Mccrossan, M.(1)*;O’Moráin, N.(1,2);Kumar, L.(1,2);Rowan, C.(1);Sheridan, J.(1);Cullen, G.(1,2);Doherty, G.(1,2);Mulcahy, H.(1,2);

(1)St Vincent's University Hospital, Centre for Colorectal Disease, Dublin, Ireland;(2)University College Dublin, School of Medicine & Medical Science, Dublin, Ireland;

Background

Ustekinumab (UST), a monoclonal antibody that blocks interleukins IL-12 and IL-23, is increasingly used in the treatment of Crohn’s disease and Ulcerative Colitis. While therapeutic drug monitoring (TDM) is used with increasing frequency in other biologic agents, there is a paucity of data regarding the clinical utility of TDM for UST. This pilot study aimed to determine whether loss of response (LOR) and treatment failure (TF) can be predicted by post UST-induction serum trough concentrations and antibody levels.

Methods

A pilot retrospective observational study of patients who received subcutaneous (SC) induction of UST, following LOR to anti-TNF, for treatment of Crohn’s disease in 2016 was performed. We previously demonstrated comparable drug trough levels following SC rather than intravenous UST induction. Patients with available 74 month follow up data were included. Frozen serum samples used for this measurement were retrospectively tested for antibody levels using ELISA. Our IBD database and admissions data were analysed from 2016-2022. We recorded treatment duration, interval shortening, and treatment failure. Treatment failure was defined as switch to another biologic agent and/or surgery. Data were analysed using SPSS software [IBM], with Wilcoxon Rank Sum Test used for hypothesis testing.

Results

In this pilot study, a total of 10 patients (female=1, mean age 38.5 y) met the inclusion criteria. During the 74 month follow-up period, 3 patients failed treatment (mean age 30 y) while 7 remained on UST (mean age 42 y). All patients required interval shortening (4 weekly dosing).
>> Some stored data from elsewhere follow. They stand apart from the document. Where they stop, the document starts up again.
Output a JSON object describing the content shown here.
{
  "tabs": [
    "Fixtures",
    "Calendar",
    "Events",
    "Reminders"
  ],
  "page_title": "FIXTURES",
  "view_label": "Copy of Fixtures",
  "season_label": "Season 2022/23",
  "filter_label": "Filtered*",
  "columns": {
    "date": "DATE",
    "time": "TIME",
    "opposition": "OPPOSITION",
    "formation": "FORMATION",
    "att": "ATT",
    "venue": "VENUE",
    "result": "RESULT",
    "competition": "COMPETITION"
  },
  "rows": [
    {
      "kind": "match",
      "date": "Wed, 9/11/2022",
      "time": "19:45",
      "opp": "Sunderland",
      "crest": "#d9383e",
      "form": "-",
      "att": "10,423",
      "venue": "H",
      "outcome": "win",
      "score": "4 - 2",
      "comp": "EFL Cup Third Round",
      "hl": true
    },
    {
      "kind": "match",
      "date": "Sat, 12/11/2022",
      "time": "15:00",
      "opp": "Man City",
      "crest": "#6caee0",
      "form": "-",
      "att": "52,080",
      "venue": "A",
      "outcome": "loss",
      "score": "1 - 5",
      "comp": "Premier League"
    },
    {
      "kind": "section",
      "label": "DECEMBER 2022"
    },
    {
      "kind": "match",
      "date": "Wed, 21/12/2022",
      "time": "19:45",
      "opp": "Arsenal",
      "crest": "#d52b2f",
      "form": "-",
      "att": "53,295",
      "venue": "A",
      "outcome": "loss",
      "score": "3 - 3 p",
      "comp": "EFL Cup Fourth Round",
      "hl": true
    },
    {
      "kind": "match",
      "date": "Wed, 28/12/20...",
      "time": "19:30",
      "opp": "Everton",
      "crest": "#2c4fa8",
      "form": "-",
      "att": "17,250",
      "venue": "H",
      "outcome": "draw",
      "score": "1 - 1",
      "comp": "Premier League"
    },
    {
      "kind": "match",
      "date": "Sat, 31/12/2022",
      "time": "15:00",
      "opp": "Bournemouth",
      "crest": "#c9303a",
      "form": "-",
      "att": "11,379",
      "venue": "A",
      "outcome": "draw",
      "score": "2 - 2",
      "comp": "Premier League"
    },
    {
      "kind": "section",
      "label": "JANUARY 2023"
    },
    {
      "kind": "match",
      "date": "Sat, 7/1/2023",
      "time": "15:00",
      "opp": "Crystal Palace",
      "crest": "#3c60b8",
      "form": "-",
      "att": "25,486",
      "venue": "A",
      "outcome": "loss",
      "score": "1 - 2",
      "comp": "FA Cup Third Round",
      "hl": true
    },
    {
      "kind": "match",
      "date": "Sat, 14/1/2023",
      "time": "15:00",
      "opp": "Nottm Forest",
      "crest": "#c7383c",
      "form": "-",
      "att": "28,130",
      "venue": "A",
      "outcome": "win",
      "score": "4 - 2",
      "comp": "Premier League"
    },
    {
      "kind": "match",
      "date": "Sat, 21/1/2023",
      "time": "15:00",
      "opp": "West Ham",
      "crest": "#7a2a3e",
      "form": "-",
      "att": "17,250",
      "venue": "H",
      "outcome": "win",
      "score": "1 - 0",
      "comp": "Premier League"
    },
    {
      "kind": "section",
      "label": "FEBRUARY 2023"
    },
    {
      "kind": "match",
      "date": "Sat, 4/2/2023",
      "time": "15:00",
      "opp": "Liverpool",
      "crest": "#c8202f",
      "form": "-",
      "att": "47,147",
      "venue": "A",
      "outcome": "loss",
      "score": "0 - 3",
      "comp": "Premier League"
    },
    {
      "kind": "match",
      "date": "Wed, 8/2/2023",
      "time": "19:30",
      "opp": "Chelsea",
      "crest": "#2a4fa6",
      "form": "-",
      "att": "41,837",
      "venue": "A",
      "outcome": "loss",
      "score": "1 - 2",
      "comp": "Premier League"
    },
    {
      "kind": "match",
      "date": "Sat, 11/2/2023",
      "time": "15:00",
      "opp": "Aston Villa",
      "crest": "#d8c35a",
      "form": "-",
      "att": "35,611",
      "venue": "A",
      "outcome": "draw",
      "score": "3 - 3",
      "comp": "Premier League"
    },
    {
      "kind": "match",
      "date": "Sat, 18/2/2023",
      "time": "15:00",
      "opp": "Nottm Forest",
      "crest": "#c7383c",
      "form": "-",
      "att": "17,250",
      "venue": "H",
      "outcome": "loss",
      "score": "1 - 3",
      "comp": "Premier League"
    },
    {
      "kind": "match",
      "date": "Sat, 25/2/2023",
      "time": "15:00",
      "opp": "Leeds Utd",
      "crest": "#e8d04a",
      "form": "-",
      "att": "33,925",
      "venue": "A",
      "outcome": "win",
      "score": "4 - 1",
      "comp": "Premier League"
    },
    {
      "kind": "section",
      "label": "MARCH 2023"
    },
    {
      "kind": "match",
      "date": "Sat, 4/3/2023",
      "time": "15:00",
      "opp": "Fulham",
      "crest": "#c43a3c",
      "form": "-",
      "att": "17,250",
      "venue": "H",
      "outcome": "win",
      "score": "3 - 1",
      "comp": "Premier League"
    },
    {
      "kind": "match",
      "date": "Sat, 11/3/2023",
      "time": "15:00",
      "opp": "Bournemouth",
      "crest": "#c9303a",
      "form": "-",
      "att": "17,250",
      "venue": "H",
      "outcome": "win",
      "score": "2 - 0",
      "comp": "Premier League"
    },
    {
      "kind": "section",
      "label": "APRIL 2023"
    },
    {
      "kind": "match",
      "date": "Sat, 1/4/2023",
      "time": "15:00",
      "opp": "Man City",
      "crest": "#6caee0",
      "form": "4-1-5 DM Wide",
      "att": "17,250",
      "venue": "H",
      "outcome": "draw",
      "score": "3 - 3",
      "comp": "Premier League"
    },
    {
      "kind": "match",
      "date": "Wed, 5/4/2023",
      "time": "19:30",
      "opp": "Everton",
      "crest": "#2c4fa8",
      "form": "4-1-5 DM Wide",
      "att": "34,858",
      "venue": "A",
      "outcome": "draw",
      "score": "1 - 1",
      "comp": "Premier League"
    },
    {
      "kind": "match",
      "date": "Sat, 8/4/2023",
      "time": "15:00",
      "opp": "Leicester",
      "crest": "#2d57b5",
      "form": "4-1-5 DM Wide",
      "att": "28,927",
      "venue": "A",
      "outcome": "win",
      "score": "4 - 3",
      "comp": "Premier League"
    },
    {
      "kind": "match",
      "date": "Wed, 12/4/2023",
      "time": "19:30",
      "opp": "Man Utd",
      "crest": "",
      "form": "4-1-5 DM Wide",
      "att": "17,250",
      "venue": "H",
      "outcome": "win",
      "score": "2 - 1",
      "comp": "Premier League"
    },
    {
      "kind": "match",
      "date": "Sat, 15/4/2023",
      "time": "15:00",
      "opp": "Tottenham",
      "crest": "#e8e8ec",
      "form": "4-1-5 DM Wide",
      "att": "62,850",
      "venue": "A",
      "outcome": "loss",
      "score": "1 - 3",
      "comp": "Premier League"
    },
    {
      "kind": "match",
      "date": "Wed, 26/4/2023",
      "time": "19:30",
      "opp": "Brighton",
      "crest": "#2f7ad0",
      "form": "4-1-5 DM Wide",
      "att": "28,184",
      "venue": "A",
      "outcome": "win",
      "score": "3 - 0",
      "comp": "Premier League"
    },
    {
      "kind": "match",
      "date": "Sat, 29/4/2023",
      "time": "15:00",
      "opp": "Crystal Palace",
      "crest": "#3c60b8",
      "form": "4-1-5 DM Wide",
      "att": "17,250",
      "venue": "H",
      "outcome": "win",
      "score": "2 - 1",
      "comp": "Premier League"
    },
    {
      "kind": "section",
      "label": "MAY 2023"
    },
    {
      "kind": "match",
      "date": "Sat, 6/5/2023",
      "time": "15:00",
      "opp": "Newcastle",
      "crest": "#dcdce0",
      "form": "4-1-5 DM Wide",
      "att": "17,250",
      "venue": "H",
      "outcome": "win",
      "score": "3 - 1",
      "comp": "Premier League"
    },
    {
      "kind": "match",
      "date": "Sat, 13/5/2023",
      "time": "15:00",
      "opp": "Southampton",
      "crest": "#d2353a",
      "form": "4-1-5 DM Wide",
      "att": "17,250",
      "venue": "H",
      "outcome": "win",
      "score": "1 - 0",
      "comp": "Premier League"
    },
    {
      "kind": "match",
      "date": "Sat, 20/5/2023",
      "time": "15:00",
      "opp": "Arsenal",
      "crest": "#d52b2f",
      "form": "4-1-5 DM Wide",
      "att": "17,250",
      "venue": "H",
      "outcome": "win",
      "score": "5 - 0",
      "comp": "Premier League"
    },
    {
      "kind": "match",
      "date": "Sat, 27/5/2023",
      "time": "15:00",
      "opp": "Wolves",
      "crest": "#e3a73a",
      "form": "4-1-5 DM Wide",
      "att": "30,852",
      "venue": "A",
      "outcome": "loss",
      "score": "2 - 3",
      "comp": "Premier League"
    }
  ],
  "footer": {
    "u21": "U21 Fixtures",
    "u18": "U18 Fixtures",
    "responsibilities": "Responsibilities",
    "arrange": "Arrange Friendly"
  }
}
There was no difference in Crohn’s phenotype or smoking status between groups. All TF patients were switched to alternative biologic agents, with 1 patient requiring surgery. The patients who failed treatment were noted to have higher antibody levels (median 6.57 Au/ml vs 5.87 AU/ml, p=0.03) [Fig 1]. Two of these patients were noted to have lower trough levels than those who continued on UST, with one having a higher trough level (median 2.9mcg/ml vs 5.8mcg/ml, p=0.52) [Fig 2].

    

Conclusion

Shortening of dose interval with UST therapy in Crohn’s disease is frequently required. This pilot study suggests an association between treatment failure and higher antidrug antibody levels 8 weeks post induction of UST. There was no significant difference in drug trough levels between groups. The patient with the highest trough level in the cohort failed treatment – This raises the possibility of multiple mechanisms of failure; however, it is impossible to draw conclusions given the sample size. Further studies are required to assess whether measurement of post induction antibody and drug trough levels has clinical utility in guiding treatment decisions.